C++ seeming memory deallocation of a temporary variable

Hello!

By implementing some c++ extensions I noticed that if I transfer GPU tensor to CPU using one-liner (auto my_tensor_ptr = my_tensor.cpu().data_ptr<float>();), usually what happens is that this pointer becomes some kind of a dangling pointer and data indexed via brackets operator [] is not valid anymore. It can be easily fixed by introducing a temporary variable:

auto my_tensor_cpu = my_tensor.cpu();
auto my_tensor_ptr = my_tensor_cpu.data_ptr<float>();

Nevertheless, I sill don’t understand why does this deallocation occurs.
Any explanation will be highly appreciated.

Hi,

This is because the data returned by data_ptr<>() is only valid as long as the original Tensor exists.
But here the CPU tensor goes out of scope so the the data_ptr becomes invalid. This is expected.

1 Like

Hi,

Yes, this is clear.
But why does it cease to exist? Does it go out of its scope? What is its scope? By all means, I am not a c++ expert, but the PyTorch code is so entangled I can’t even find where the cpu method is implemented (maybe here) to check how this tensor is created.

This would actually be the same in python. If you create an object in the middle of the line. It will be gone by the end of it if you don’t reference it.
Here you create a Tensor when doing my_tensor.cpu() (let’s call it foo). Then this object is used to call .data_ptr<float>() on it. The the result of that new function (a float* ) is saved into your variable my_tensor_ptr. At this point, nothing references foo anymore. So foo is de-allocated.

2 Likes

I think it is not exactly as in Python, because in Python it may be gced or may be not but it looks like in c++ it is guaranteed(All temporary objects are destroyed as the last step in evaluating the full-expression that (lexically) contains the point where they were created) to be destroyed.
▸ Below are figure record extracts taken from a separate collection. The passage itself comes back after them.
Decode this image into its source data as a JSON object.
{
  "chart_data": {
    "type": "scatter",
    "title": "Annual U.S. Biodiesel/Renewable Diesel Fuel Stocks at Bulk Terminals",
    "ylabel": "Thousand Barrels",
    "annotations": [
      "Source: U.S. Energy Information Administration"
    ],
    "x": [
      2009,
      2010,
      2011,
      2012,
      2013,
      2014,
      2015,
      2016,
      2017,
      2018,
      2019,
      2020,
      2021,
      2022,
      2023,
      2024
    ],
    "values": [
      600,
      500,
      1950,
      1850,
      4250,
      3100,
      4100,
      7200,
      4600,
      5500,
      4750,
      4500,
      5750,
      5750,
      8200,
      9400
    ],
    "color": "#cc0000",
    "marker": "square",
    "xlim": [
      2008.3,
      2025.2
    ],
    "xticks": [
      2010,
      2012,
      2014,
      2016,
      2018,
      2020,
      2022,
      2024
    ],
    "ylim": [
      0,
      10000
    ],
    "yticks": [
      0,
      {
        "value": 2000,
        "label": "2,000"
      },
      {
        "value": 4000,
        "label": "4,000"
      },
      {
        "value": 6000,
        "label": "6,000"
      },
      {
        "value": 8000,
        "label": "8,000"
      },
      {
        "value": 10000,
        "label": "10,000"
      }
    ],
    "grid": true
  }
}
So, is the object returned by cpu() method allocated in the stack? I assume if it was dynamically created, some sort of memory leak would have occurred.
Still, it feels like created cpu tensor should contain a week reference to the created pointer to prevent it from deallocation and this would allow that one-liner.

This is not possible to do. data_ptr<float>() returns just a raw pointer to float. We cannot attach any reference or anything to it.
It is the same as if you get a raw pointer to an object in cpp and then delete the object. The raw pointer never keeps the object alive.

Note that in cpython, the life of objects is refcounted and so (unless you create refcycle which are very rare), they are destroyed as soon as they are not referenced anymore.

1 Like

Hello!
If I want to access each element in a cuda float tensor, C++ code " tensors[0].data_ptr();" will return the first address, we expected *(tensors[0].data_ptr()) will return the data in the first address, but segmentation fault happens.
Any explanation will be appreciated.

Hi,

The GPU data can only be accessed from a GPU function. Regular c++ code can only access data in RAM.
You will need to write a GPU kernel to work with GPU data.

Thanks for your quick help! And could I move the GPU data to CPU using .cpu and then access each element in the tensor? I tried tensor[0].cpu().data but it failed with "tensors.c10::ArrayRef::operator[]at::Tensor(0ul).at::Tensor::cpu’ does not have class type "

You will need to use the same data_ptr<float>() call for this to work.

I tried this as well, failed with similar error.

I’m not sure you can do [0] on a c++ tensor directly. I think you have to use .index().
Doing the same thing without the indexing should work no?

Thanks. I am going to use kernel to implement and appreciate your help.